Comecei a compreender a “flor feia”, quando meu amado Pai me ensinou noções básicas sobre a exploração imperialista à América Latina, citando a invasão da Inglaterra nas Ilhas Malvinas. Quando minha amada Mãe me mostrou a diferença de crescimento entre uma planta que se rega todo dia para outra que passa a depender só da chuva. A amostra da fome nas ruas, a dor do próximo, a injusta distribuição e o livro do Drummond também me ajudaram a interpretar o lance.
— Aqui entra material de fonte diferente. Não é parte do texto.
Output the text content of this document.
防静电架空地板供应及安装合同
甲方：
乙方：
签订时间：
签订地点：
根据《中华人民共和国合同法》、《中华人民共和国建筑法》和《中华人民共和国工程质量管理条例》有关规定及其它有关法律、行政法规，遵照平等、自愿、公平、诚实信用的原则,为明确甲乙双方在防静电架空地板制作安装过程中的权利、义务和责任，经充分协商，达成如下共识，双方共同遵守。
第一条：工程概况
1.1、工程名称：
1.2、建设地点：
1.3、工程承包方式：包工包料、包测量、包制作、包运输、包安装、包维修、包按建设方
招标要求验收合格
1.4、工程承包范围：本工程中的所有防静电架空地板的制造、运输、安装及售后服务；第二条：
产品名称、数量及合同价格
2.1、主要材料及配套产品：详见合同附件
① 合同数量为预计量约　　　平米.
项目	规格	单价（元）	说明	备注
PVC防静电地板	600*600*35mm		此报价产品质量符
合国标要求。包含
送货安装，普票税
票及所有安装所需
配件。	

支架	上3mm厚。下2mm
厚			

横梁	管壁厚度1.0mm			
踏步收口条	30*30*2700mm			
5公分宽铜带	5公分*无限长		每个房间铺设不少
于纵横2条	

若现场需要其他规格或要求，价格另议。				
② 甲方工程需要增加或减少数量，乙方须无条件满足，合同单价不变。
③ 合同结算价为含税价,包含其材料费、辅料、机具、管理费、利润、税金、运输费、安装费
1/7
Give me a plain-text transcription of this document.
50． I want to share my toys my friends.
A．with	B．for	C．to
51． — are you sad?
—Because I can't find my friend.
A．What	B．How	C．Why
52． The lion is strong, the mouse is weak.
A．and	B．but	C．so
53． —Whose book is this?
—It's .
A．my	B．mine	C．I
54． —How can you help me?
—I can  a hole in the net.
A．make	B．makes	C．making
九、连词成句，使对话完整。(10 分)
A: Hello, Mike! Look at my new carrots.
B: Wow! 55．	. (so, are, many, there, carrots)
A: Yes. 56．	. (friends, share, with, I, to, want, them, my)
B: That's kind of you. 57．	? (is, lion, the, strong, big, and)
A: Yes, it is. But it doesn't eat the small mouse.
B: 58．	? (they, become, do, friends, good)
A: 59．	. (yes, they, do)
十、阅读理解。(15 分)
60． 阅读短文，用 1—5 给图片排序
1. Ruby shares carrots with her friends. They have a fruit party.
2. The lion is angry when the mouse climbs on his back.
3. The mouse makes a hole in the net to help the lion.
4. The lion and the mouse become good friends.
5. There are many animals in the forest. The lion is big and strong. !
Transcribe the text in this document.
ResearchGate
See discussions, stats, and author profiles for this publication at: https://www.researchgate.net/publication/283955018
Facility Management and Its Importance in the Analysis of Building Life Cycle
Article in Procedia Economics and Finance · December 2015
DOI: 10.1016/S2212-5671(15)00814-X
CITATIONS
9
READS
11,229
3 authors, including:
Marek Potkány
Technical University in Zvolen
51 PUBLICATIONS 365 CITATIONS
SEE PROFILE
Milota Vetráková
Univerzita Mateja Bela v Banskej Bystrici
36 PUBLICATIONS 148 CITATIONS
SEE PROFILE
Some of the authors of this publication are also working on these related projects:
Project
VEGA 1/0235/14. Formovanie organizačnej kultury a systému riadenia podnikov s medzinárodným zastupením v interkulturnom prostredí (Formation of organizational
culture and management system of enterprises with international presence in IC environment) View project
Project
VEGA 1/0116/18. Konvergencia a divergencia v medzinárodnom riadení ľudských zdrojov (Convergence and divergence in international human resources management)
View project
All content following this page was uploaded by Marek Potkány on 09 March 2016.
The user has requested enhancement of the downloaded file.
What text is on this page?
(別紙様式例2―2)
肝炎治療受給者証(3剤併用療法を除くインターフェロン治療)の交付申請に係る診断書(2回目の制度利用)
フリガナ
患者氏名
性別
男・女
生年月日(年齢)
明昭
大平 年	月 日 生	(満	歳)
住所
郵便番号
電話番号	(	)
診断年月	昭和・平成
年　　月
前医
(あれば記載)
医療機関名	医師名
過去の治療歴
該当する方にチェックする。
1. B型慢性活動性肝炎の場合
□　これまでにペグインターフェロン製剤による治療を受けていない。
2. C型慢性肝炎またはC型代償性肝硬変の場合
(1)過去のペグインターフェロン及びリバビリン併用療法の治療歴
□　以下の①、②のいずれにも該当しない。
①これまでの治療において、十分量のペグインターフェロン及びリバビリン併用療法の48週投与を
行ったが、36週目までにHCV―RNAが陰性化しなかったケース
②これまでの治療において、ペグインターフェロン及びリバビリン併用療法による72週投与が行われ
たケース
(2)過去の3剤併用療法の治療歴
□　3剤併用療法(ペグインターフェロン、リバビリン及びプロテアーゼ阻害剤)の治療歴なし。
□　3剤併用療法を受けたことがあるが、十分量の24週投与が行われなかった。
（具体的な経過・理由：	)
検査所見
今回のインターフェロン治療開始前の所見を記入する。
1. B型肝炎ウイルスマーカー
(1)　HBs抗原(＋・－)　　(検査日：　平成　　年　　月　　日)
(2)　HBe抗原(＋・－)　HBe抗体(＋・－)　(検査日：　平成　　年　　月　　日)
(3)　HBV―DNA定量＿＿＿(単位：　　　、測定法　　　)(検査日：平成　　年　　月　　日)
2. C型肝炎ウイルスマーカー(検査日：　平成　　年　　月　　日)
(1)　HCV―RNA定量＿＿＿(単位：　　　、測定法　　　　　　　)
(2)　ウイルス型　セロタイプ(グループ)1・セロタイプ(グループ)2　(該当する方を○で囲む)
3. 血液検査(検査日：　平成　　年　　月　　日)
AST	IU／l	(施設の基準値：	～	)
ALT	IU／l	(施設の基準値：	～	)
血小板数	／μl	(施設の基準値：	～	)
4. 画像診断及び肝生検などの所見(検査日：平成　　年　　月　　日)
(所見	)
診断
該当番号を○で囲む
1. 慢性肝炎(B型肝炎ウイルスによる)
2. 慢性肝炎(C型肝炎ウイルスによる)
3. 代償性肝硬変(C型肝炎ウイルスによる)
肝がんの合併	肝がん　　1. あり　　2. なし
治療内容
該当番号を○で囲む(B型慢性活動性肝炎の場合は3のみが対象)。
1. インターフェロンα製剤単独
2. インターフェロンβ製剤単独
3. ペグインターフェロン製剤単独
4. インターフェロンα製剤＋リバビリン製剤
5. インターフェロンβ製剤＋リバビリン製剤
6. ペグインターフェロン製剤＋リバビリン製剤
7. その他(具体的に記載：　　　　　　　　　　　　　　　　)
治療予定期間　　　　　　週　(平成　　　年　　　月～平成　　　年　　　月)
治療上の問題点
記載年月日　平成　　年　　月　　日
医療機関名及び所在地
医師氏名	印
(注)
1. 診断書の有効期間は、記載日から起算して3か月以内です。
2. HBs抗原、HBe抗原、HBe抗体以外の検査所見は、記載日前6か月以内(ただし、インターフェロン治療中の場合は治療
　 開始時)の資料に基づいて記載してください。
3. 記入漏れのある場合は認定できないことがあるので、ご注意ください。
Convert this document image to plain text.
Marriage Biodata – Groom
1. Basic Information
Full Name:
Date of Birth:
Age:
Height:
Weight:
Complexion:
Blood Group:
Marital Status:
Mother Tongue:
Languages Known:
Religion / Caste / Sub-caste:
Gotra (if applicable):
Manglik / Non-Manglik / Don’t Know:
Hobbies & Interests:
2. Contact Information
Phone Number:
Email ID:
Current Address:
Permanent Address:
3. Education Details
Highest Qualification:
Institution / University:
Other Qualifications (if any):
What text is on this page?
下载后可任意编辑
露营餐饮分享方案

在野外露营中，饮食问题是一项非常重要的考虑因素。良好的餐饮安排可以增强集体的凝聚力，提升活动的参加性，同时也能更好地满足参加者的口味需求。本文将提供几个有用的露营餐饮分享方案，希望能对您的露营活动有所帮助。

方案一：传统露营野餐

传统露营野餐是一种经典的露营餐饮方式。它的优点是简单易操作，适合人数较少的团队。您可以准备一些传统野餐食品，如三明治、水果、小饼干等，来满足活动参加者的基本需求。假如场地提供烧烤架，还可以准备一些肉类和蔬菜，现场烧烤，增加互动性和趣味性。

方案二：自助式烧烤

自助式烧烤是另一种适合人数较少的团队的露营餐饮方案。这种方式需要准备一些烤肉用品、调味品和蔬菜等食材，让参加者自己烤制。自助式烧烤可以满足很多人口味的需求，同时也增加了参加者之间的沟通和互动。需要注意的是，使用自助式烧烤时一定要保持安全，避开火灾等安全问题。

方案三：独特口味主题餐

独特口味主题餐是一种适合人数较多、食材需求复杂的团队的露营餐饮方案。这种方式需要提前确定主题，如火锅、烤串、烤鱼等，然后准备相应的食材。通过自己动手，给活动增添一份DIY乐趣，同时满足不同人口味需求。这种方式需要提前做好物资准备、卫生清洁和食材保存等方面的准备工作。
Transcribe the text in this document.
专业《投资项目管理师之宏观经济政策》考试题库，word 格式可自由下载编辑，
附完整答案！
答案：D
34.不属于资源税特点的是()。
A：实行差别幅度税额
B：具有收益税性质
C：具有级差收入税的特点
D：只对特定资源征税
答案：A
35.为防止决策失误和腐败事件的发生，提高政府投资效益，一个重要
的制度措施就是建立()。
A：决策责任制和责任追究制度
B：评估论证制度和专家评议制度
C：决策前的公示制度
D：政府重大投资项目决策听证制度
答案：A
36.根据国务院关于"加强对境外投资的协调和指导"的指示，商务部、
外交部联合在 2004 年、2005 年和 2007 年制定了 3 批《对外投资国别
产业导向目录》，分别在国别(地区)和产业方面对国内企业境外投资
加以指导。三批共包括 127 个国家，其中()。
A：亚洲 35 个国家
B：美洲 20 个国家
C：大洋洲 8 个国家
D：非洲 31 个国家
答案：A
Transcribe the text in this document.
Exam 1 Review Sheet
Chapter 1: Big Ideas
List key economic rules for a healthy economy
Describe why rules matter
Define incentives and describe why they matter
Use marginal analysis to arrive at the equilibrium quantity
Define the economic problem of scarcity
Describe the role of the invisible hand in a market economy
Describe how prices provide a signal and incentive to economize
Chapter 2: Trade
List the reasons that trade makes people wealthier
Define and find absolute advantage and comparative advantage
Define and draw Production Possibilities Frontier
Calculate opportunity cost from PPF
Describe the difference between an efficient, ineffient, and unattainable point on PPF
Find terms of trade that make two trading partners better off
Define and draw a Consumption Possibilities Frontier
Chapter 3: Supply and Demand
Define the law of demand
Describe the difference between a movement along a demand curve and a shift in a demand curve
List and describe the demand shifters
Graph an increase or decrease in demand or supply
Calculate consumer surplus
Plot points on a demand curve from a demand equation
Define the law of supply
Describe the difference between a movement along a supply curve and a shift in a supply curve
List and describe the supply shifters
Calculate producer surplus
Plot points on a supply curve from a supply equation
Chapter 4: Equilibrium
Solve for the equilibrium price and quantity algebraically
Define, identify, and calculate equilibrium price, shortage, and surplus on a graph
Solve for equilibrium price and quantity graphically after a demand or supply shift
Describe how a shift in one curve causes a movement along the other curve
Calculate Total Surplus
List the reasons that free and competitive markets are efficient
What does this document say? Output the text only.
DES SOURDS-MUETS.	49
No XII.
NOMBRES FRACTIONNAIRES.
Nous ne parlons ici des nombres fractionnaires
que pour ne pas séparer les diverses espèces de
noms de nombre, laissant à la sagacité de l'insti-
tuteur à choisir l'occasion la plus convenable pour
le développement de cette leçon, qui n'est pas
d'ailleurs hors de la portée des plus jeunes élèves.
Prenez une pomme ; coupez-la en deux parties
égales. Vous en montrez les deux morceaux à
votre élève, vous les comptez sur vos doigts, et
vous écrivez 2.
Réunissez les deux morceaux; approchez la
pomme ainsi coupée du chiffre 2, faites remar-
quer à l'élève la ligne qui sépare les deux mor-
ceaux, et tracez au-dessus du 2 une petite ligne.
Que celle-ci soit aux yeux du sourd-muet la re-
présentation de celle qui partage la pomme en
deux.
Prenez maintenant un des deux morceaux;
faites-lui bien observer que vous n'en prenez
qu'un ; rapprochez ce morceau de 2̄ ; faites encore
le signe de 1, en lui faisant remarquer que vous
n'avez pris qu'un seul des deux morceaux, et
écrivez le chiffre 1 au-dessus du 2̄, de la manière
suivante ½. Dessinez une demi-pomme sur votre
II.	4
Sugiro à pessoa leitora, que ora disseca minha admiração por Diego, não se limite a piada depreciativa sobre o gol, que simula a tosca rivalidade futebolística entre os países vizinhos. Vá além! Garanto que a história do gol de mão está à altura da prosa, rende um palpitar estremecido; nela, o Criador retribuiu a matança dos ingleses na tão distante ilha que invadiram. Explico melhor: quatro anos antes do lance, jovens argentinos, sem treinamento e pouca arma, defendiam seu território da invasão britânica, beligerante e soberana. Por isso, o clima da partida, quartas de final da Copa de 86, era de incerteza.

A tensão causada pelo extermínio britânico nas Malvinas invadiu o campo antes do jogo começar. A figura de um baixinho extrovertido, um “barrilete cósmico” (melhor definição), de pouca apreciação ao charme europeu, que tanto o temia(e), irrompeu em dois momentos marcantes, garantindo a vitória latina. Os dois momentos são indeléveis; é lindo assistir os soldados ingleses despencando no chão, como quem, quatro anos depois, sofresse as badaladas de um gênio: 1, 2, 3, 4 soldados...“Ta-ta-ta-ta”, inglaterra abatida; gol de Diego! E milagrosa a intervenção do seu punho cerrado em disputa de bola com um arqueiro quase o dobro do seu tamanho; flor feia que ilude, até hoje, o politicamente correto.

A passagem de Maradona para “al otro lado del rio”, marcada à mesma data do falecimento de Fidel, é mera literalidade; o rastro de sua existência perdura, enlaça nas coisas e traz a lembrança dos seus feitos na voz de quem os conta e na consciência dos que os sonham. Obrigado, Faustobolista - enquanto jovem latino americano, agradeço sua contribuição para o consolidar dos meus ideais e sua rega ao amor que nutro pelo eidético futebol argentino. “Para que el pais sea un puño apretado gritando por ‘America Latina’” - Siempre, Diez! Hasta.